To this end, I also try to instill the virtue of active listening. I encourage my students to take notes while they read the course material, and that they do so before lecture. Indeed, I often encourage students to withhold taking notes during lecture. Active listening requires eliminating sources of distraction that can impede proper understanding, and I am skeptical that one can be fully engaged in active listening when one is hard-pressed to write down everything said in lecture.

 

This often proved to be difficult for many students, and I soon realised in my teaching career that I was partly to blame. My first lectures as a philosophy teacher adopted a common approach, an approach that I now think is less than desirable: I would present PowerPoint slides, identifying an author’s main thesis, explaining how the author argues for their thesis, taking great care to identify the argument’s main premises. I would also include various definitions, some quite lengthy and complex. And even when I would inform students that these slides were really nothing more than my lecture notes, most students could not resist the urge to copy what was projected. They would do so, even when I explicitly told them that they would have access to the slides after lecture. Indeed, as you may see in my sample of student comments, some students complained that I would go through the slides too quickly, and that they didn’t have a chance to write everything down.

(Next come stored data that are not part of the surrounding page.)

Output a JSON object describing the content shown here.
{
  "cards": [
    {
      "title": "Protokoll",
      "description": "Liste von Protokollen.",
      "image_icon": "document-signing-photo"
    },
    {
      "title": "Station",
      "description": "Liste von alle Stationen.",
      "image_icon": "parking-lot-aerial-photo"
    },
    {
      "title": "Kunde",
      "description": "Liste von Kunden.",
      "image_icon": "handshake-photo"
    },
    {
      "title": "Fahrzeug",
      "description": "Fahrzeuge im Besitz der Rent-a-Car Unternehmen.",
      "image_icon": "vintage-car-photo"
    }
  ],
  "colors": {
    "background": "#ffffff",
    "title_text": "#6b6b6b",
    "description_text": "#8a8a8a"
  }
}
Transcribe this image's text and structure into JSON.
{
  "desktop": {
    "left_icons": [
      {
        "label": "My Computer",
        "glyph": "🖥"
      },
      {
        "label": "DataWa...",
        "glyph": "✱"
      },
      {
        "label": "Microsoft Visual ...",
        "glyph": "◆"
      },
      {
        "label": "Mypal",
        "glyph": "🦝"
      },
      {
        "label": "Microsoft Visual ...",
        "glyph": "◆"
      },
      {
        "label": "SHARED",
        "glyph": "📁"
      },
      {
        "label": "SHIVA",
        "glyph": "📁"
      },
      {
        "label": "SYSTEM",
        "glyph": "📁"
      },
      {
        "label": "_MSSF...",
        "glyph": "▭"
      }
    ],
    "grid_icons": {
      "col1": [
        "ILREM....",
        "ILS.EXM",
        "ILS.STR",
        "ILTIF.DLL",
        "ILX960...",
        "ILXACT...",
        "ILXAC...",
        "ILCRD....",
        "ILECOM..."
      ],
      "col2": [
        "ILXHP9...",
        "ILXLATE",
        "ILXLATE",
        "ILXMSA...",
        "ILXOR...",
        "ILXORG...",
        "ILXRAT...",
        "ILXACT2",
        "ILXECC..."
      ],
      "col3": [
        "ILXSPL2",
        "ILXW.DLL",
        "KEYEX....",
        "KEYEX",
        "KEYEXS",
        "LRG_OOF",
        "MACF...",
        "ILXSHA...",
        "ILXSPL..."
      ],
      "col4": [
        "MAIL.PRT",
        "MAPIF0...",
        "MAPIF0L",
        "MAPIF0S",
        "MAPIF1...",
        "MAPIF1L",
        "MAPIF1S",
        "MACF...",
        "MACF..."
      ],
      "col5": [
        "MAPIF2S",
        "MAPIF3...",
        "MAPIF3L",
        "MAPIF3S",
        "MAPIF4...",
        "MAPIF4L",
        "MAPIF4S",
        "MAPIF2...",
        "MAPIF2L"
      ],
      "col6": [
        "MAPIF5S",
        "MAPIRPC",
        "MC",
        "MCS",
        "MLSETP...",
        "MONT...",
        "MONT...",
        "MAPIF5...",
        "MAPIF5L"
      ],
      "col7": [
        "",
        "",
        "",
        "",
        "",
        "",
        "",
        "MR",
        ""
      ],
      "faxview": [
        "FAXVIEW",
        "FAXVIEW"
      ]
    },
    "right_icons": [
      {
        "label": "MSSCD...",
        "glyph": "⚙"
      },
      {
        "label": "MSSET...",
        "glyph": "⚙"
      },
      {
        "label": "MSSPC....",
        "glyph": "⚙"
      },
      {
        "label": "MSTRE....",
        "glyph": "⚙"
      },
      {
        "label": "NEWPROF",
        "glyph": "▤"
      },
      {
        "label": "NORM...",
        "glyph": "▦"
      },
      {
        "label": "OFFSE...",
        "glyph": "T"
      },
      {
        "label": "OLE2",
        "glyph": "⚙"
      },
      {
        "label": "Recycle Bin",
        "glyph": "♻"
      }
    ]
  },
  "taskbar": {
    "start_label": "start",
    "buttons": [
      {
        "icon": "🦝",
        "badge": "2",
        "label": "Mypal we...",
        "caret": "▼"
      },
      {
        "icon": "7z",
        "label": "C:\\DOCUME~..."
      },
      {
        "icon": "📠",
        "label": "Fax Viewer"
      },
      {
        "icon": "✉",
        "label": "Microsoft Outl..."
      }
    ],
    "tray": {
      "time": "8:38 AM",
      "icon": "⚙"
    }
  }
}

I now often adopt a different approach to lecture. I may write down some pertinent points on the board or in lecture slides (I don’t deny the usefulness of visual aids), but I no longer rely on slides to offer substantial content in lectures. I have since seen considerable positive results. First, students are less pressed to write things down, making it easier for them to actively listen. Secondly, having taken notes before lecture and as they read the course material, students come prepared to lecture with carefully articulated questions and comments. Thirdly, my lectures have since taken on a more organic nature. I am no longer worried about getting through the slide content in lecture. I am in a better position to field questions, which offers me a better understanding of which parts of the course material needs more focus.

 

Another important virtue of rational thought and discourse related to the virtue of active listening is intellectual charity. As philosophers, we seek to understand various points of view in their strongest and most persuasive forms before we subject them to evaluation and criticism. In part, this requires an ability to distill another person’s or author’s view from a series of complex ideas, concepts, and arguments. Most students—especially those at the beginning of their degrees—are not equipped to understand another’s point of view in its strongest form because they lack the skill to understand complex and unfamiliar views, more generally. To this end, I practice and encourage paraphrasing arguments. Being able to properly paraphrase another author’s view offers clear indication that one has correctly understood the view. This requires practice, of course. So, I paraphrase every chance I get during lecture: I paraphrase students’ comments when raised in class, I encourage them to paraphrase each other’s views, and I also encourage them to paraphrase their own view (especially when they are not entirely clear the first time around).

 

A consequence of my belief that philosophy is first and foremost the development of skills of rational thought and discourse is, I hope, apparent in the atmosphere my lectures aim to convey. I aim to foster the feeling that we are doing philosophy (or at least attempting to do philosophy), rather than the sense of merely learning philosophical views and concepts. The former is active, whereas the latter is more passive. As such, my aim is to make my lectures feel more like choir practice than a traditional lecture session. Because it’s going to choir practice—and going to choir practice often—rather than passively sitting in a lecture room, that will get you to Carnegie Hall.